De dromerige sfeer die het Wanderer trio zo mooi kan oproepen in de trage delen (ook het langzame deel van het tweede kwartet is een pareltje) is dan weer typisch Frans en typisch Fauré, met haar onbestemde melodieën en gewichtsloze manier van spelen. Het onbeschaamd vrolijke van de finales is ook typerend voor deze componist en eindigt beide kwartetten optimistisch en vrolijker dan ze begonnen.

Waar Fauré vaak wordt aanzien als een voorloper van het mijmerende impressionisme, lijkt het logischer hem hier te bekijken als een neoclassicist, voor wie een heldere lijnvoering het belangrijkst blijft. Want wat deze uitvoering zo verheft boven andere is de transparantie waarmee Faurés muziek wordt vormgegeven, een transparantie die bij momenten haast Mozartiaans aandoet. Zowel binnen het strijktrio als tussen strijkers en pianist Vincent Coq heerst een overzichtelijke, rationele dialoog die elke muzikant de kans geeft expressief uit de hoek te komen maar Faurés muziek niet zwaar en troebel maakt. Bepaalde passages, zeker in de piano lijken vanwege hun eenvoudige helderheid haast zo uit de volksmuziek te komen.

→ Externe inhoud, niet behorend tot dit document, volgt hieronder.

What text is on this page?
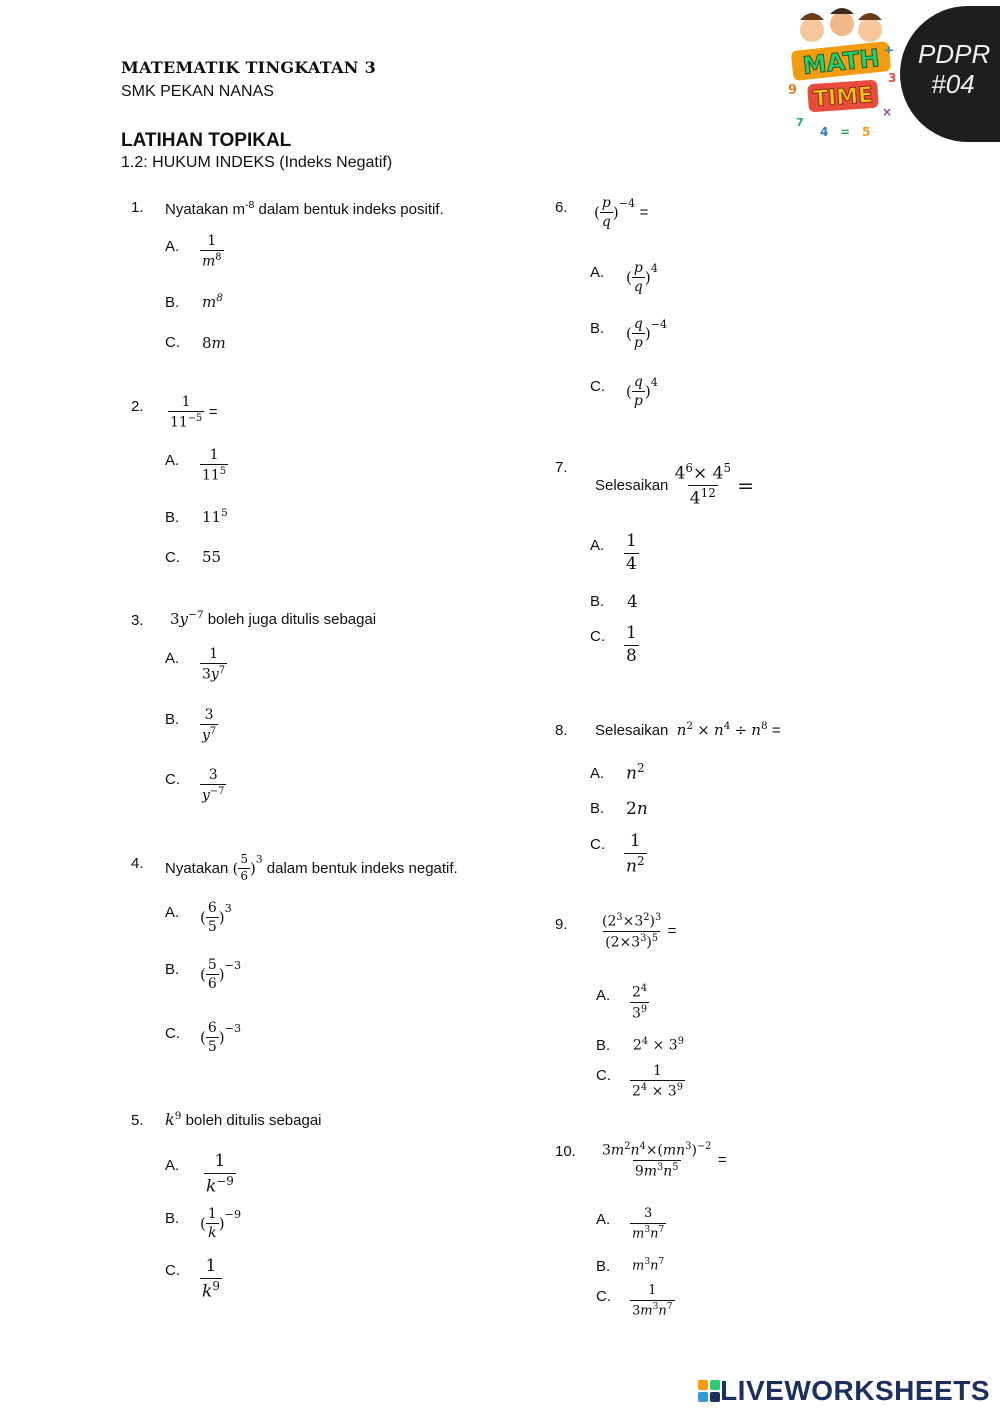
MATEMATIK TINGKATAN 3
SMK PEKAN NANAS
LATIHAN TOPIKAL
1.2: HUKUM INDEKS (Indeks Negatif)
PDPR
#04
MATH
TIME
9
3
7
4 = 5
×
+
1. Nyatakan $m^{-8}$ dalam bentuk indeks positif.
A. $\frac{1}{m^8}$
B. $m^8$
C. 8m
2. $\frac{1}{11^{-5}}$ =
A. $\frac{1}{11^5}$
B. $11^5$
C. 55
3. $3y^{-7}$ boleh juga ditulis sebagai
A. $\frac{1}{3y^7}$
B. $\frac{3}{y^7}$
C. $\frac{3}{y^{-7}}$
4. Nyatakan ( $\frac{5}{6} )^3$ dalam bentuk indeks negatif.
A. ( $\frac{6}{5} )^3$
B. ( $\frac{5}{6} )^{-3}$
C. ( $\frac{6}{5} )^{-3}$
5. $k^9$ boleh ditulis sebagai
A. $\frac{1}{k^{-9}}$
B. ( $\frac{1}{k} )^{-9}$
C. $\frac{1}{k^9}$
6. ( $\frac{p}{q} )^{-4}$ =
A. ( $\frac{p}{q} )^4$
B. ( $\frac{q}{p} )^{-4}$
C. ( $\frac{q}{p} )^4$
7.
Selesaikan $\frac{4^6\times 4^5}{4^{12}}$ =
A. $\frac{1}{4}$
B. 4
C. $\frac{1}{8}$
8. Selesaikan $n^2 \times n^4 \div n^8$ =
A. $n^2$
B. 2n
C. $\frac{1}{n^2}$
9. $\frac{(2^3\times 3^2)^3}{(2\times 3^3)^5}$ =
A. $\frac{2^4}{3^9}$
B. $2^4 \times 3^9$
C. $\frac{1}{2^4 \times 3^9}$
10. $\frac{3m^2n^4\times(mn^3)^{-2}}{9m^3n^5}$ =
A. $\frac{3}{m^3n^7}$
B. $m^3n^7$
C. $\frac{1}{3m^3n^7}$
LIVEWORKSHEETS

Faurés muziek laat zich niet zo gemakkelijk interpreteren. Deze ogenschijnlijk eenvoudige muziek kan al snel hermetisch en inhoudsloos worden in een weinig intelligente uitvoering maar het Wanderer Trio en altviolist Antoine Tamestit zorgen hier voor een toegankelijke, zonnige, transparante lezing die Faurés twee pianokwartetten zowel diepgang als helderheid meegeeft.

Meer over G. Fauré


Verder bij Kwadratuur

Interessante links
Agenda
Concertagenda
  • Geen concerten gevonden.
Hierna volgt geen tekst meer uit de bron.